AWR 每小時 TOP SQL 記憶體對比分析
這段查詢會按小時分組,並列出每小時記憶體佔用前 5 名的 SQL,方便觀察「排名變動」。
WITH snap_range AS (
-- 1. 延用你的趨勢報表基礎:定義時間範圍
SELECT
snap_id, dbid, instance_number, begin_interval_time, end_interval_time
FROM dba_hist_snapshot
WHERE instance_number = 1
AND end_interval_time >= SYSDATE - 1
AND begin_interval_time <= SYSDATE
),
sql_hourly_stats AS (
-- 2. 按「小時」與「SQL_ID」進行彙整
SELECT
TRUNC(sr.begin_interval_time, 'HH24') as start_hour,
s.sql_id,
-- 取該小時內最大的共享記憶體與版本數
MAX(s.sharable_mem) / 1024 / 1024 as max_mem_mb,
MAX(s.version_count) as max_versions,
SUM(s.executions_delta) as hourly_execs
FROM dba_hist_sqlstat s
JOIN snap_range sr ON s.snap_id = sr.snap_id
AND s.dbid = sr.dbid
AND s.instance_number = sr.instance_number
GROUP BY TRUNC(sr.begin_interval_time, 'HH24'), s.sql_id
),
ranked_sql AS (
-- 3. 為每小時內的 SQL 進行內部排名
SELECT
start_hour,
sql_id,
max_mem_mb,
max_versions,
hourly_execs,
ROW_NUMBER() OVER (PARTITION BY start_hour ORDER BY max_mem_mb DESC) as rnk
FROM sql_hourly_stats
)
-- 4. 最終輸出:每小時對比格式
SELECT
TO_CHAR(start_hour, 'YYYY-MM-DD HH24:MI') as "Analysis_Hour",
rnk as "Rank",
r.sql_id,
ROUND(r.max_mem_mb, 2) as "Mem (MB)",
r.max_versions as "Versions",
r.hourly_execs as "Execs",
DBMS_LOB.SUBSTR(st.sql_text, 100, 1) as "SQL_Snippet"
FROM ranked_sql r
LEFT JOIN dba_hist_sqltext st ON r.sql_id = st.sql_id
WHERE rnk <= 5 -- 每小時僅顯示前 5 名,方便對比
ORDER BY start_hour DESC, rnk ASC;
當你拿到這份「按小時對比」的報表時,請重點觀察以下三種現象:
- 「常駐型」霸榜 (The Consistent Monster):
- 現象:某個
SQL_ID在 24 小時內幾乎每一小時都在 Rank 1。 - 診斷:這是該系統的核心負載來源。
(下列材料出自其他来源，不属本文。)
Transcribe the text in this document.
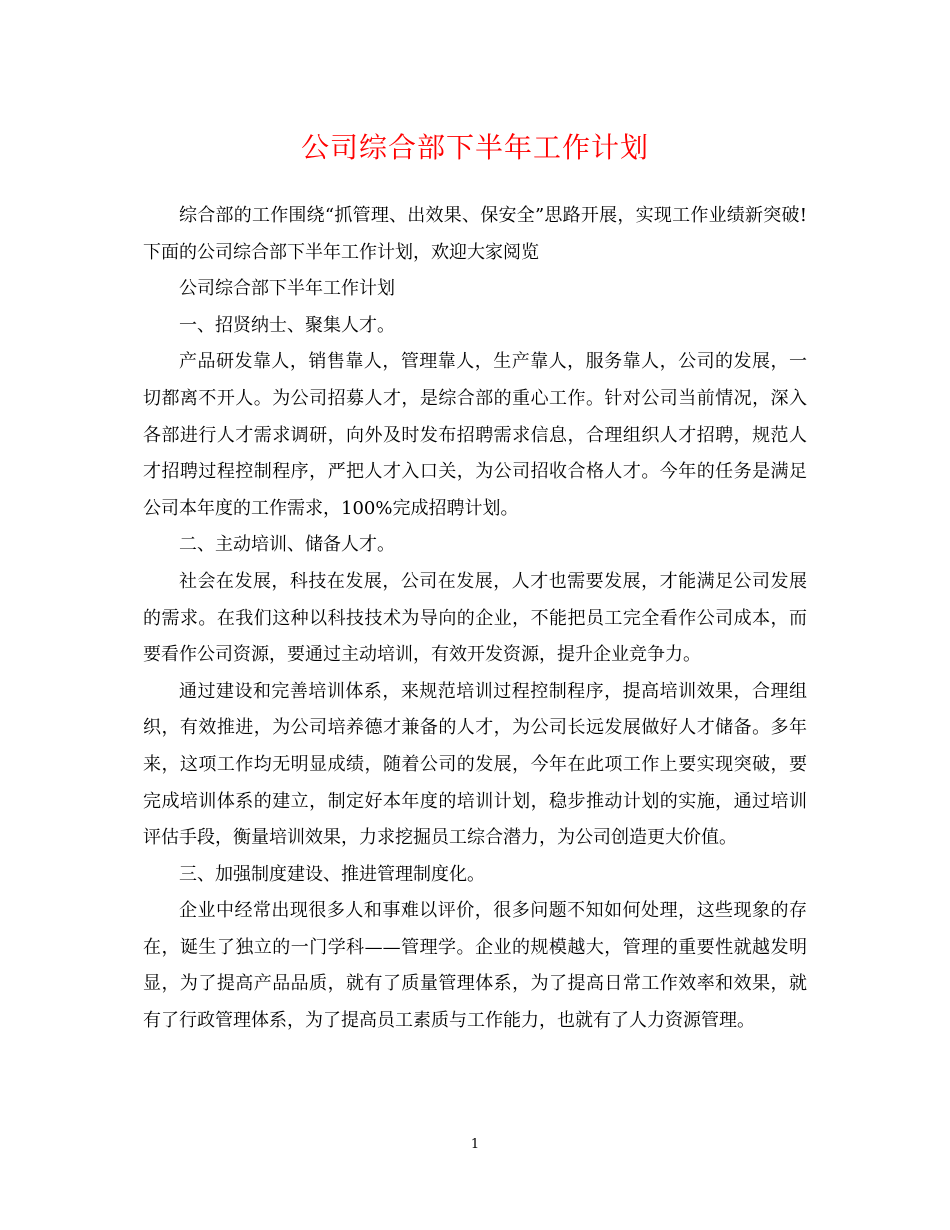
公司综合部下半年工作计划

综合部的工作围绕“抓管理、出效果、保安全”思路开展，实现工作业绩新突破!下面的公司综合部下半年工作计划，欢迎大家阅览

公司综合部下半年工作计划

一、招贤纳士、聚集人才。

产品研发靠人，销售靠人，管理靠人，生产靠人，服务靠人，公司的发展，一切都离不开人。为公司招募人才，是综合部的重心工作。针对公司当前情况，深入各部进行人才需求调研，向外及时发布招聘需求信息，合理组织人才招聘，规范人才招聘过程控制程序，严把人才入口关，为公司招收合格人才。今年的任务是满足公司本年度的工作需求，100%完成招聘计划。

二、主动培训、储备人才。

社会在发展，科技在发展，公司在发展，人才也需要发展，才能满足公司发展的需求。在我们这种以科技技术为导向的企业，不能把员工完全看作公司成本，而要看作公司资源，要通过主动培训，有效开发资源，提升企业竞争力。

通过建设和完善培训体系，来规范培训过程控制程序，提高培训效果，合理组织，有效推进，为公司培养德才兼备的人才，为公司长远发展做好人才储备。多年来，这项工作均无明显成绩，随着公司的发展，今年在此项工作上要实现突破，要完成培训体系的建立，制定好本年度的培训计划，稳步推动计划的实施，通过培训评估手段，衡量培训效果，力求挖掘员工综合潜力，为公司创造更大价值。

三、加强制度建设、推进管理制度化。

企业中经常出现很多人和事难以评价，很多问题不知如何处理，这些现象的存在，诞生了独立的一门学科——管理学。企业的规模越大，管理的重要性就越发明显，为了提高产品品质，就有了质量管理体系，为了提高日常工作效率和效果，就有了行政管理体系，为了提高员工素质与工作能力，也就有了人力资源管理。

1
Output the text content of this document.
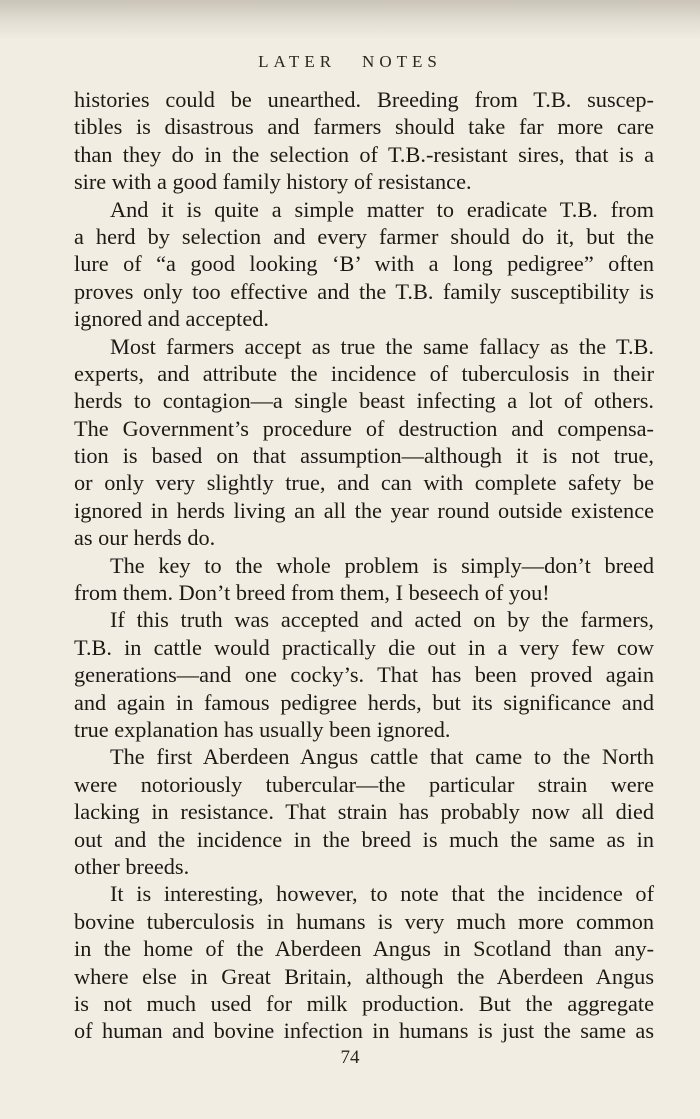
LATER NOTES
histories could be unearthed. Breeding from T.B. suscep-
tibles is disastrous and farmers should take far more care
than they do in the selection of T.B.-resistant sires, that is a
sire with a good family history of resistance.
And it is quite a simple matter to eradicate T.B. from
a herd by selection and every farmer should do it, but the
lure of “a good looking ‘B’ with a long pedigree” often
proves only too effective and the T.B. family susceptibility is
ignored and accepted.
Most farmers accept as true the same fallacy as the T.B.
experts, and attribute the incidence of tuberculosis in their
herds to contagion—a single beast infecting a lot of others.
The Government’s procedure of destruction and compensa-
tion is based on that assumption—although it is not true,
or only very slightly true, and can with complete safety be
ignored in herds living an all the year round outside existence
as our herds do.
The key to the whole problem is simply—don’t breed
from them. Don’t breed from them, I beseech of you!
If this truth was accepted and acted on by the farmers,
T.B. in cattle would practically die out in a very few cow
generations—and one cocky’s. That has been proved again
and again in famous pedigree herds, but its significance and
true explanation has usually been ignored.
The first Aberdeen Angus cattle that came to the North
were notoriously tubercular—the particular strain were
lacking in resistance. That strain has probably now all died
out and the incidence in the breed is much the same as in
other breeds.
It is interesting, however, to note that the incidence of
bovine tuberculosis in humans is very much more common
in the home of the Aberdeen Angus in Scotland than any-
where else in Great Britain, although the Aberdeen Angus
is not much used for milk production. But the aggregate
of human and bovine infection in humans is just the same as
74
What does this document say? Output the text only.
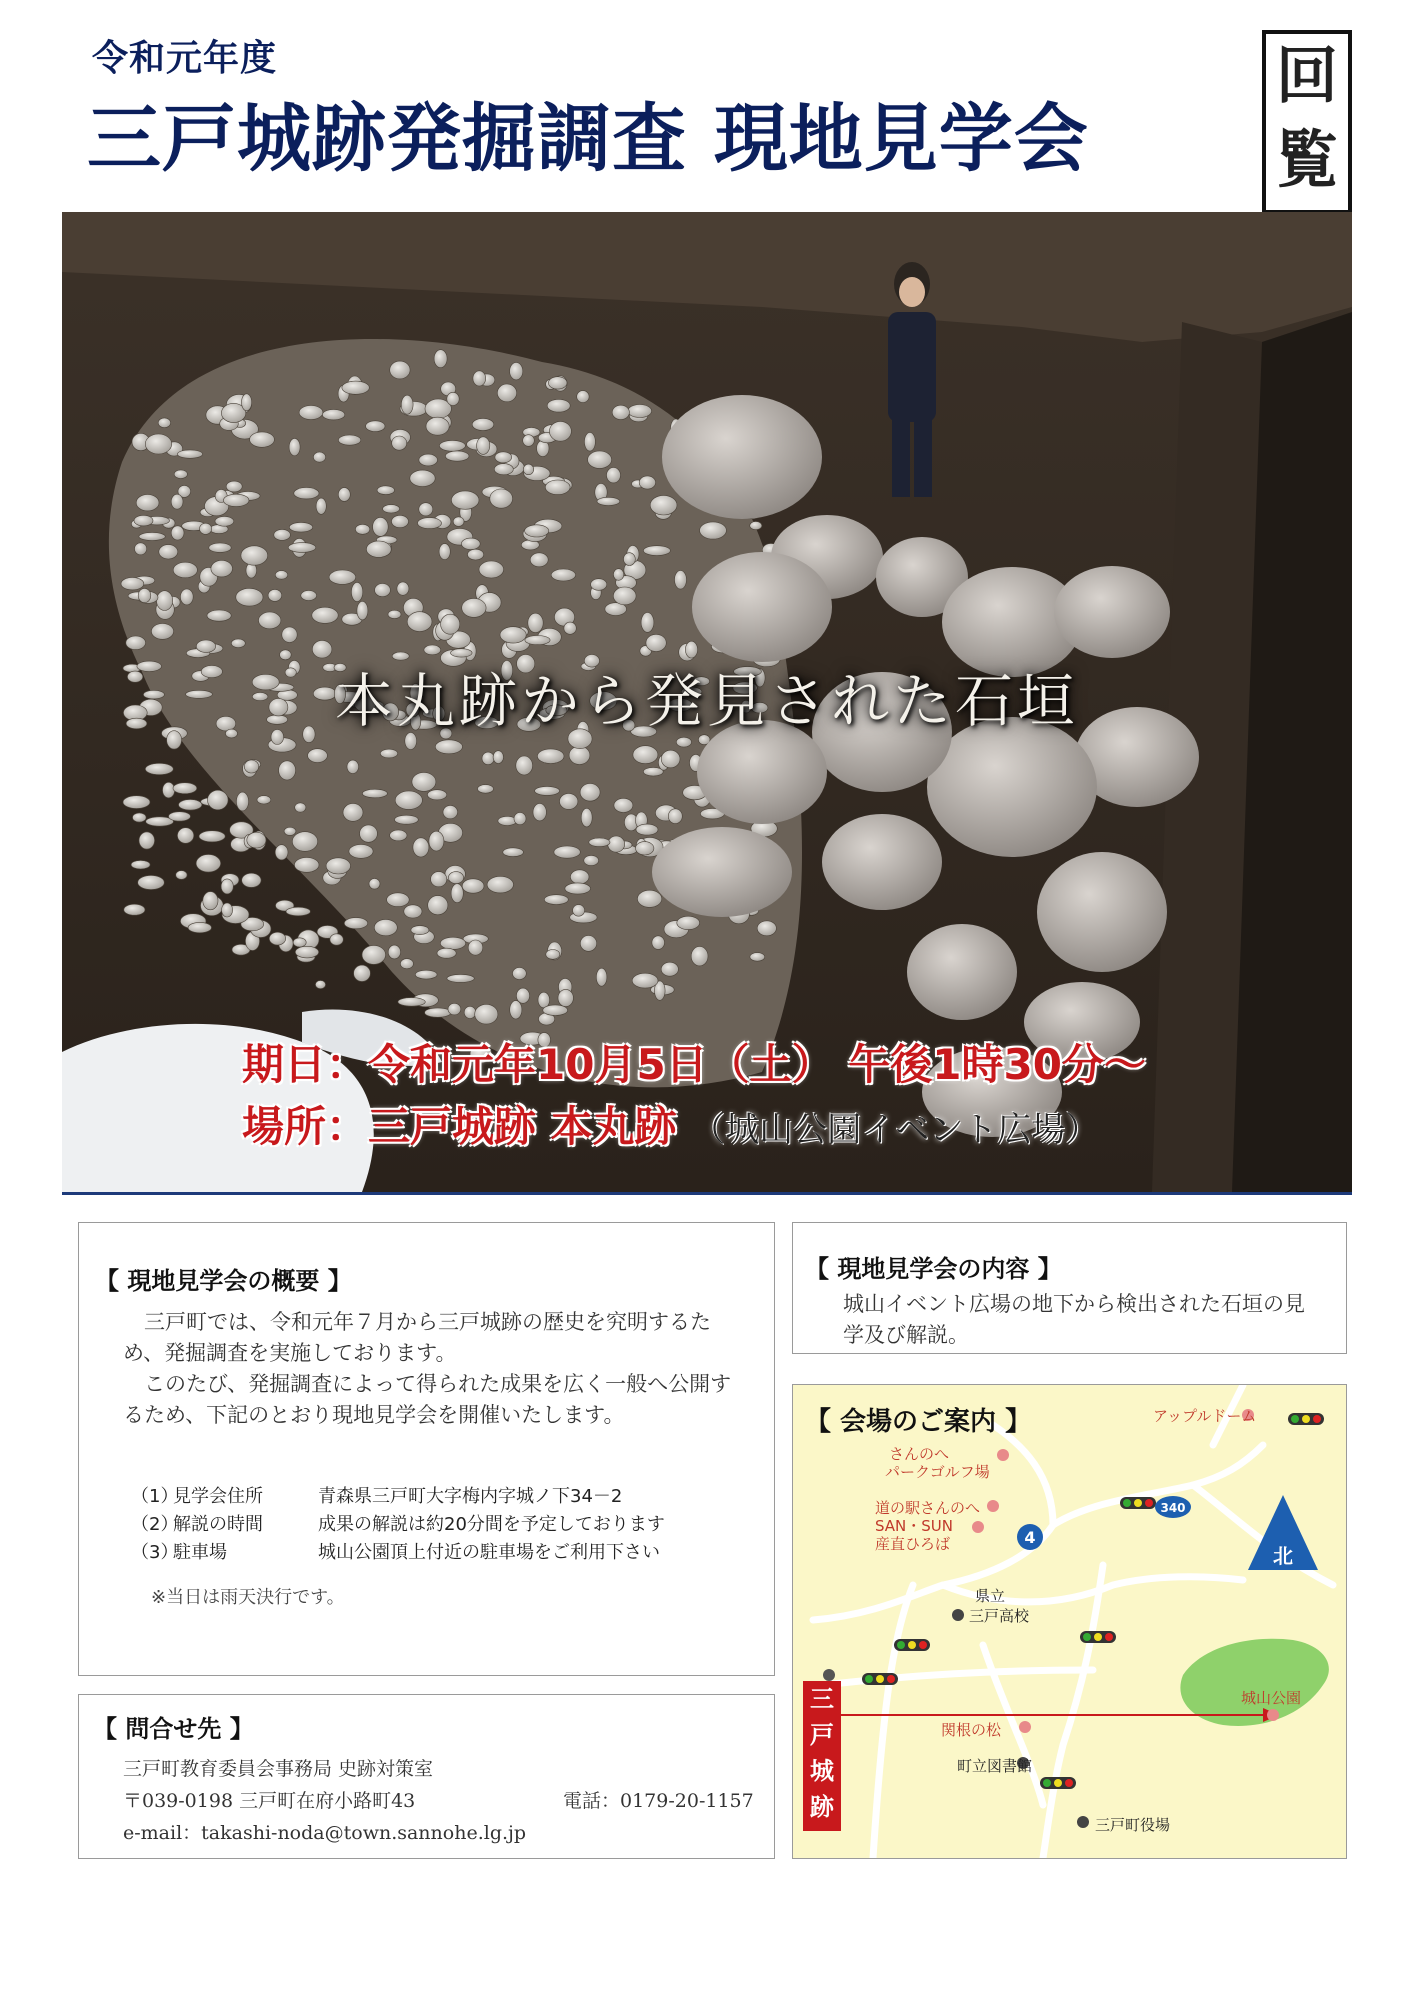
令和元年度
三戸城跡発掘調査 現地見学会
回
覧
本丸跡から発見された石垣
期日：令和元年10月5日（土） 午後1時30分～
場所：三戸城跡 本丸跡 （城山公園イベント広場）
【 現地見学会の概要 】
三戸町では、令和元年７月から三戸城跡の歴史を究明するため、発掘調査を実施しております。
このたび、発掘調査によって得られた成果を広く一般へ公開するため、下記のとおり現地見学会を開催いたします。
（1）見学会住所	青森県三戸町大字梅内字城ノ下34－2
（2）解説の時間	成果の解説は約20分間を予定しております
（3）駐車場	城山公園頂上付近の駐車場をご利用下さい
※当日は雨天決行です。
【 問合せ先 】
三戸町教育委員会事務局 史跡対策室
〒039-0198 三戸町在府小路町43	電話：0179-20-1157
e-mail：takashi-noda@town.sannohe.lg.jp
【 現地見学会の内容 】
城山イベント広場の地下から検出された石垣の見学及び解説。
4
340
北
【 会場のご案内 】	アップルドーム
さんのへ
パークゴルフ場
道の駅さんのへ
SAN・SUN
産直ひろば
県立
三戸高校
城山公園
関根の松
町立図書館
三戸町役場
三
戸
城
跡
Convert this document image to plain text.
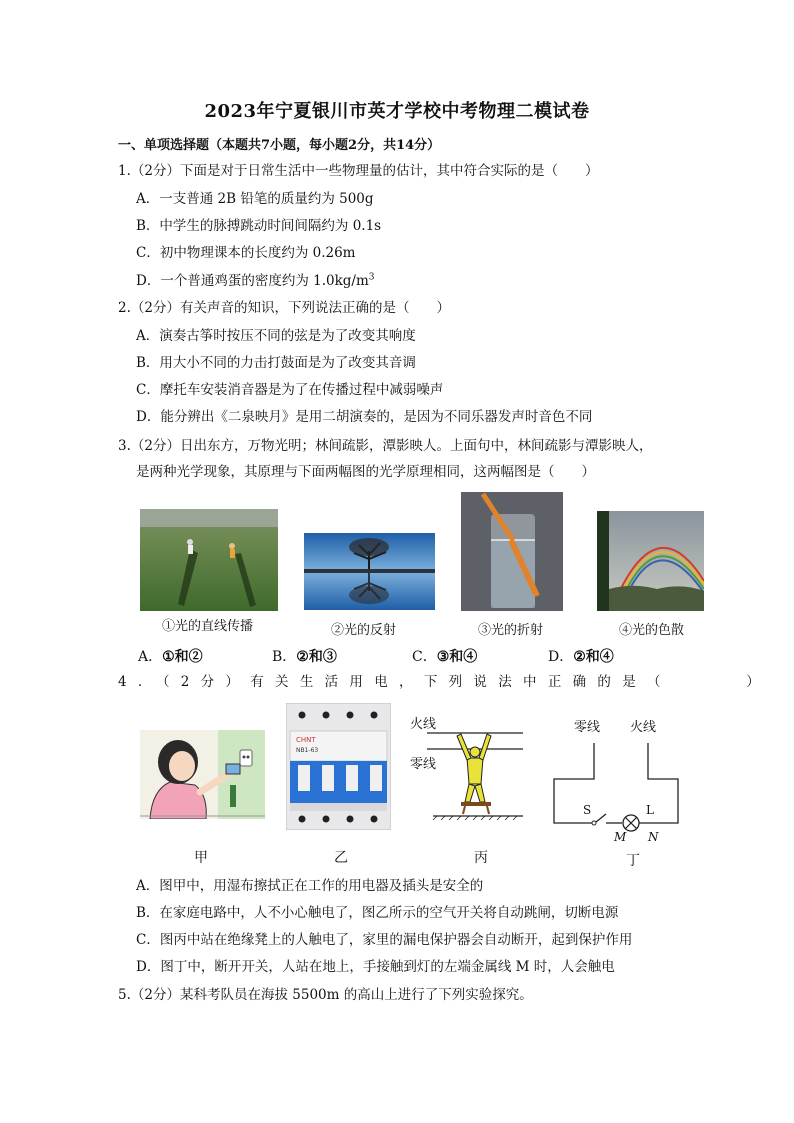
2023年宁夏银川市英才学校中考物理二模试卷
一、单项选择题（本题共7小题，每小题2分，共14分）
1.（2分）下面是对于日常生活中一些物理量的估计，其中符合实际的是（　　）
A．一支普通 2B 铅笔的质量约为 500g
B．中学生的脉搏跳动时间间隔约为 0.1s
C．初中物理课本的长度约为 0.26m
D．一个普通鸡蛋的密度约为 $1.0kg/m^3$
2.（2分）有关声音的知识，下列说法正确的是（　　）
A．演奏古筝时按压不同的弦是为了改变其响度
B．用大小不同的力击打鼓面是为了改变其音调
C．摩托车安装消音器是为了在传播过程中减弱噪声
D．能分辨出《二泉映月》是用二胡演奏的，是因为不同乐器发声时音色不同
3.（2分）日出东方，万物光明；林间疏影，潭影映人。上面句中，林间疏影与潭影映人，
是两种光学现象，其原理与下面两幅图的光学原理相同，这两幅图是（　　）
①光的直线传播	②光的反射	③光的折射	④光的色散
A．①和②	B．②和③	C．③和④	D．②和④
4．（2分）有关生活用电，下列说法中正确的是（　　　）
CHNT
NB1-63
火线
零线
零线 火线
S	L
M N
甲	乙	丙	丁
A．图甲中，用湿布擦拭正在工作的用电器及插头是安全的
B．在家庭电路中，人不小心触电了，图乙所示的空气开关将自动跳闸，切断电源
C．图丙中站在绝缘凳上的人触电了，家里的漏电保护器会自动断开，起到保护作用
D．图丁中，断开开关，人站在地上，手接触到灯的左端金属线 M 时，人会触电
5.（2分）某科考队员在海拔 5500m 的高山上进行了下列实验探究。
如果它的
Mem (MB)很大且Versions很高,說明存在系統性的不共享問題。
- 「突發型」閃現 (The Transient Spike):
- 現象:某個
SQL_ID只出現在凌晨 2 點,且直接佔用 200MB 記憶體,隨後消失。 - 診斷:這通常是特定的批次作業(Batch Job)或備份排程觸發的 SQL。這種「短暫殺手」在每日總結報表中容易被稀釋,但在小時報表中會原形畢露。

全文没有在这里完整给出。